Love at First Sound

By CHRISTINE GILBERT

Show Dat Nguyen a transcription by the master classical guitarist Andres Segovia and he will not be able to read it. However, ask him to play the transcription for you and he will not just amaze you with his technical prowess of the work but by the fact that he can play guitar at all, for he is blind.  

Dat Nguyen (not to be confused with the former NFL Dallas Cowboys’ linebacker of the same name) was born in Vietnam in 1970 to a Vietnamese mother and an American GI. His father returned to the United States at the end of his tour of duty. Nguyen lived with his mother who died when he was five. At first neighbors cared for him, then he was sent to an orphanage. 

When he was eight, he heard a friend play music by Segovia. Until that point, he said, “I listened to music [by] Carlos Santana, Led Zeppelin, [and] Bread.” This, he continued in a telephone interview, did not inspire him as much as Segovia’s art. “When I listened to it [the classical guitar], it was sort of like I was coming home,” Nguyen says. He felt as if he had known “this stuff” all along and “somebody just needed to remind me,” he explained. 

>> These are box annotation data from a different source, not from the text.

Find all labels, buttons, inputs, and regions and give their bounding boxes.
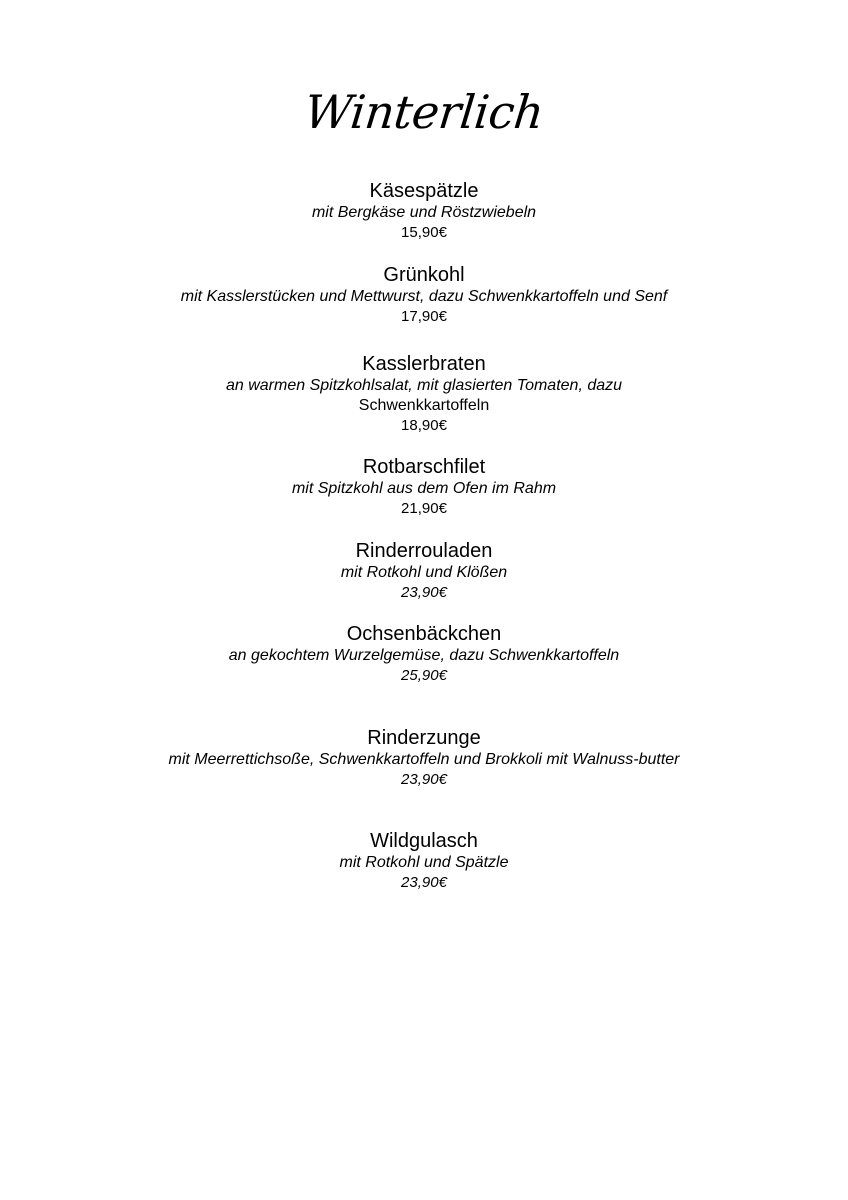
dish-name: Kasslerbraten — [362, 353, 486, 375]
dish-price: 18,90€ — [401, 417, 447, 434]
dish-price: 23,90€ — [401, 771, 447, 788]
menu-item-rinderrouladen — [0, 539, 848, 603]
dish-name: Rinderzunge — [367, 727, 481, 749]
menu-item-ochsenbaeckchen — [0, 622, 848, 686]
dish-name: Wildgulasch — [370, 830, 478, 852]
dish-name: Ochsenbäckchen — [346, 623, 502, 645]
dish-description: mit Meerrettichsoße, Schwenkkartoffeln und Brokkoli mit Walnuss-butter — [168, 751, 680, 768]
dish-description: an gekochtem Wurzelgemüse, dazu Schwenkkartoffeln — [228, 647, 620, 664]
dish-price: 21,90€ — [401, 500, 447, 517]
dish-name: Grünkohl — [383, 264, 465, 286]
dish-price: 17,90€ — [401, 308, 447, 325]
dish-price: 25,90€ — [401, 667, 447, 684]
dish-name: Rinderrouladen — [355, 540, 493, 562]
dish-description: mit Rotkohl und Klößen — [340, 564, 508, 581]
dish-price: 23,90€ — [401, 874, 447, 891]
menu-item-rotbarschfilet — [0, 455, 848, 519]
dish-description: an warmen Spitzkohlsalat, mit glasierten Tomaten, dazu — [225, 377, 623, 394]
dish-name: Käsespätzle — [369, 180, 479, 202]
menu-item-gruenkohl — [0, 263, 848, 327]
dish-price: 15,90€ — [401, 224, 447, 241]
dish-price: 23,90€ — [401, 584, 447, 601]
dish-description: mit Spitzkohl aus dem Ofen im Rahm — [291, 480, 557, 497]
dish-description: mit Kasslerstücken und Mettwurst, dazu Schwenkkartoffeln und Senf — [180, 288, 668, 305]
dish-description: mit Rotkohl und Spätzle — [339, 854, 509, 871]
menu-item-rinderzunge — [0, 726, 848, 790]
dish-description-line2: Schwenkkartoffeln — [358, 397, 490, 414]
page-title: Winterlich — [301, 85, 546, 139]
menu-item-kaesespaetzle — [0, 179, 848, 243]
dish-name: Rotbarschfilet — [362, 456, 486, 478]
dish-description: mit Bergkäse und Röstzwiebeln — [311, 204, 537, 221]
dish-description-continued — [0, 396, 848, 416]
menu-item-kasslerbraten — [0, 352, 848, 436]
menu-item-wildgulasch — [0, 829, 848, 893]
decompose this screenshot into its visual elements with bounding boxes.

But how could an orphan in Communist-ruled Vietnam afford to buy a classical guitar, which is expensive? Nguyen was already an accomplished drummer. So he gave drumming lessons and played in bands. Two and a half years later he had saved up enough money to purchase a Vietnamese-made classical guitar. 

It was Nguyen’s dream to receive an education and pursue a musical career as a musician in the United States. In 1988, Nguyen applied for the Orderly Departure Program negotiated between Vietnam and the United Nations. This program provided transportation to the United States as well as U.S. citizenship for children born of American citizens. Nguyen qualified because his father had been a GI. 

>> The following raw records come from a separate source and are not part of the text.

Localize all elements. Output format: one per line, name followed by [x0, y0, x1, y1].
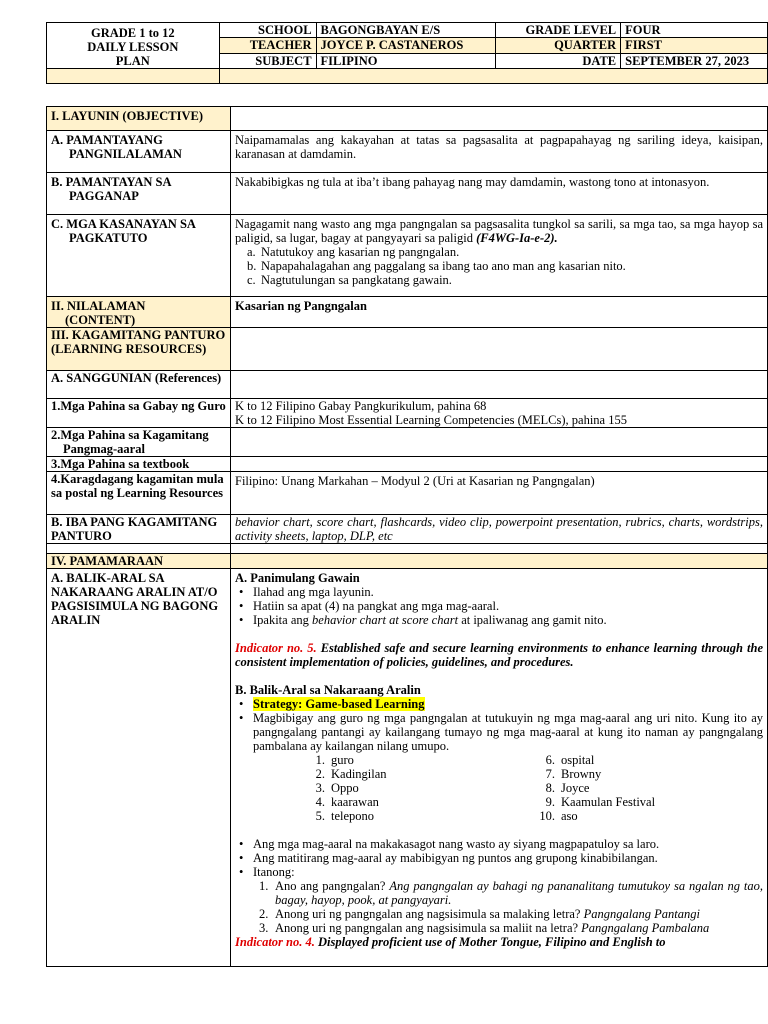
list-item: c. Nagtutulungan sa pangkatang gawain.: [247, 273, 763, 287]
header-blank-left: [47, 69, 220, 84]
resources-heading-blank: [231, 328, 768, 371]
performance-standard-text: Nakabibigkas ng tula at iba’t ibang pahayag nang may damdamin, wastong tono at intonasyon.: [231, 173, 768, 215]
list-item: 3. Anong uri ng pangngalan ang nagsisimula sa maliit na letra? Pangngalang Pambalana: [259, 921, 710, 935]
list-item: • Ang mga mag-aaral na makakasagot nang wasto ay siyang magpapatuloy sa laro.: [249, 837, 763, 851]
teacher-guide-text: K to 12 Filipino Gabay Pangkurikulum, pahina 68 K to 12 Filipino Most Essential Learning Competencies (MELCs), pahina 155: [231, 399, 768, 428]
objectives-heading-blank: [231, 107, 768, 131]
additional-materials-text: Filipino: Unang Markahan – Modyul 2 (Uri at Kasarian ng Pangngalan): [231, 472, 768, 515]
spacer-left: [47, 544, 231, 554]
list-item: 8. Joyce: [545, 781, 590, 795]
list-item: 7. Browny: [545, 767, 602, 781]
content-standard-text: Naipamamalas ang kakayahan at tatas sa pagsasalita at pagpapahayag ng sariling ideya, kaisipan, karanasan at damdamin.: [231, 131, 768, 173]
school-value: BAGONGBAYAN E/S: [316, 23, 496, 38]
question-list: [235, 879, 763, 935]
strategy-highlight: Strategy: Game-based Learning: [253, 697, 425, 711]
procedure-heading: IV. PAMAMARAAN: [47, 554, 231, 569]
textbook-blank: [231, 457, 768, 472]
textbook-label: 3.Mga Pahina sa textbook: [47, 457, 231, 472]
quarter-value: FIRST: [621, 38, 768, 53]
additional-materials-label: 4.Karagdagang kagamitan mula sa postal ng Learning Resources: [47, 472, 231, 515]
list-item: • Ilahad ang mga layunin.: [249, 585, 763, 599]
noun-column-right: [533, 753, 763, 823]
competencies-text: Nagagamit nang wasto ang mga pangngalan sa pagsasalita tungkol sa sarili, sa mga tao, sa mga hayop sa paligid, sa lugar, bagay at pangyayari sa paligid (F4WG-Ia-e-2). a. Natutukoy ang kasarian ng pangngalan. b. Napapahalagahan ang paggalang sa ibang tao ano man ang kasarian nito. c. Nagtutulungan sa pangkatang gawain.: [231, 215, 768, 297]
date-value: SEPTEMBER 27, 2023: [621, 53, 768, 68]
references-label: A. SANGGUNIAN (References): [47, 371, 231, 399]
subject-value: FILIPINO: [316, 53, 496, 68]
resources-heading: III. KAGAMITANG PANTURO (LEARNING RESOURCES): [47, 328, 231, 371]
header-table: [46, 22, 768, 84]
performance-standard-label: B. PAMANTAYAN SA PAGGANAP: [47, 173, 231, 215]
list-item: a. Natutukoy ang kasarian ng pangngalan.: [247, 245, 763, 259]
list-item: 1. Ano ang pangngalan? Ang pangngalan ay bahagi ng pananalitang tumutukoy sa ngalan ng tao, bagay, hayop, pook, at pangyayari.: [259, 879, 763, 907]
list-item: 6. ospital: [545, 753, 595, 767]
subject-label: SUBJECT: [219, 53, 316, 68]
learner-material-label: 2.Mga Pahina sa Kagamitang Pangmag-aaral: [47, 428, 231, 457]
list-item: 5. telepono: [315, 809, 375, 823]
list-item: 3. Oppo: [315, 781, 359, 795]
review-label: A. BALIK-ARAL SA NAKARAANG ARALIN AT/O PAGSISIMULA NG BAGONG ARALIN: [47, 569, 231, 967]
list-item: 1. guro: [315, 753, 354, 767]
teacher-label: TEACHER: [219, 38, 316, 53]
quarter-label: QUARTER: [496, 38, 621, 53]
teacher-guide-label: 1.Mga Pahina sa Gabay ng Guro: [47, 399, 231, 428]
list-item: • Magbibigay ang guro ng mga pangngalan at tutukuyin ng mga mag-aaral ang uri nito. Kung ito ay pangngalang pantangi ay kailangang tumayo ng mga mag-aaral at kung ito naman ay pangngalang pambalana ay kailangan nilang umupo.: [249, 711, 763, 753]
procedure-body: [231, 569, 768, 967]
lesson-table: [46, 106, 768, 967]
competencies-label: C. MGA KASANAYAN SA PAGKATUTO: [47, 215, 231, 297]
indicator-4: Indicator no. 4. Displayed proficient use of Mother Tongue, Filipino and English to: [235, 935, 666, 949]
noun-list: [235, 753, 763, 823]
teacher-value: JOYCE P. CASTANEROS: [316, 38, 496, 53]
other-materials-label: B. IBA PANG KAGAMITANG PANTURO: [47, 515, 231, 544]
content-heading: II. NILALAMAN (CONTENT): [47, 297, 231, 328]
other-materials-text: behavior chart, score chart, flashcards, video clip, powerpoint presentation, rubrics, charts, wordstrips, activity sheets, laptop, DLP, etc: [231, 515, 768, 544]
list-item: • Itanong:: [249, 865, 763, 879]
content-standard-label: A. PAMANTAYANG PANGNILALAMAN: [47, 131, 231, 173]
competency-list: [235, 245, 763, 287]
strategy-bullets: [235, 697, 763, 753]
sub-heading-a: A. Panimulang Gawain: [235, 571, 360, 585]
list-item: 9. Kaamulan Festival: [545, 795, 656, 809]
grade-level-value: FOUR: [621, 23, 768, 38]
content-value: Kasarian ng Pangngalan: [231, 297, 768, 328]
list-item: 4. kaarawan: [315, 795, 379, 809]
date-label: DATE: [496, 53, 621, 68]
spacer-right: [231, 544, 768, 554]
intro-bullets: [235, 585, 763, 627]
list-item: [249, 697, 763, 711]
school-label: SCHOOL: [219, 23, 316, 38]
list-item: 2. Kadingilan: [315, 767, 387, 781]
list-item: • Ang matitirang mag-aaral ay mabibigyan ng puntos ang grupong kinabibilangan.: [249, 851, 763, 865]
noun-column-left: [303, 753, 533, 823]
references-blank: [231, 371, 768, 399]
plan-title: GRADE 1 to 12 DAILY LESSON PLAN: [47, 23, 220, 69]
list-item: • Hatiin sa apat (4) na pangkat ang mga mag-aaral.: [249, 599, 763, 613]
learner-material-blank: [231, 428, 768, 457]
objectives-heading: I. LAYUNIN (OBJECTIVE): [47, 107, 231, 131]
sub-heading-b: B. Balik-Aral sa Nakaraang Aralin: [235, 683, 421, 697]
grade-level-label: GRADE LEVEL: [496, 23, 621, 38]
game-bullets: [235, 837, 763, 879]
indicator-5: Indicator no. 5. Established safe and secure learning environments to enhance learning through the consistent implementation of policies, guidelines, and procedures.: [235, 641, 763, 669]
procedure-heading-blank: [231, 554, 768, 569]
list-item: • Ipakita ang behavior chart at score chart at ipaliwanag ang gamit nito.: [249, 613, 763, 627]
list-item: 10. aso: [539, 809, 578, 823]
list-item: 2. Anong uri ng pangngalan ang nagsisimula sa malaking letra? Pangngalang Pantangi: [259, 907, 700, 921]
header-blank-right: [219, 69, 767, 84]
list-item: b. Napapahalagahan ang paggalang sa ibang tao ano man ang kasarian nito.: [247, 259, 763, 273]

In America, he continued to live under Segovia’s musical spell. He said he figured that the master’s sound “would [become] second nature to me” if he studied long enough. And so in 1994, Nguyen enrolled at Cal State Fullerton to study under guitarist David Grimes.

 

 

 

 

 

 

 

 

 

In his college years Nguyen received much critical acclaim for his solo performances. He also founded the rock band Bayadera whose multicultural aspects he enjoyed. Its members were of Middle Eastern, African American to Caucasian ancestry.

Nguyen said he hoped that this particular quality would eventually bring Bayadera international success.  It has already done well in clubs and at outdoor festivals in the United States where it once even performed with Stevie Wonder in 2007. 

As a classical guitar soloist, Nguyen has played at auditoriums, bars, festivals, colleges and conservatories at major North American centers, such as Portland, Maine, San Francisco, Virginia, Texas, Hawaii, Las Vegas and Toronto, Canada.  

But how does a blind man learn a score? There actually exists a Braille code for musicians, Nguyen explained.  Braille is an alphabet for the visual impaired named after its French inventor, Louis Braille (1809-1852). It consists of combinations of tiny bumps that can be “read” with the fingertips.  

“I learned to read Braille music in Vietnam. It’s a very complicated system,” said Nguyen, “[You] use letters and they translate into music.” He also plays by ear. Nguyen uses a two-part process to compose music. He first writes the lyrics in Braille and then records the music on tape. “Writing notes stops the flow of creativity,” Nguyen said. 

 “What are the makings of a good artist?” I asked Dat Nguyen “It’s a philosophy, a message,” he replied.  “A mature artist is playful yet serious at the same time -- serious in practice, in daily convictions, cultivation, spiritual development.” According to Nguyen, the serious and persuasive feature of standing on a stage playing for an audience is this: Somehow a musician must live his art truthfully as a whole person.  

What was it that inspired Nguyen most when he first heard Segovia’s melancholy serenades many years ago in Saigon? Perhaps this insight: There exists in the musical universe the kind of gracefulness and beauty his blind eyes could not show him in the visual world. “I totally connected with … what he played,” Nguyen emphatically told me: “It was love at first sound.”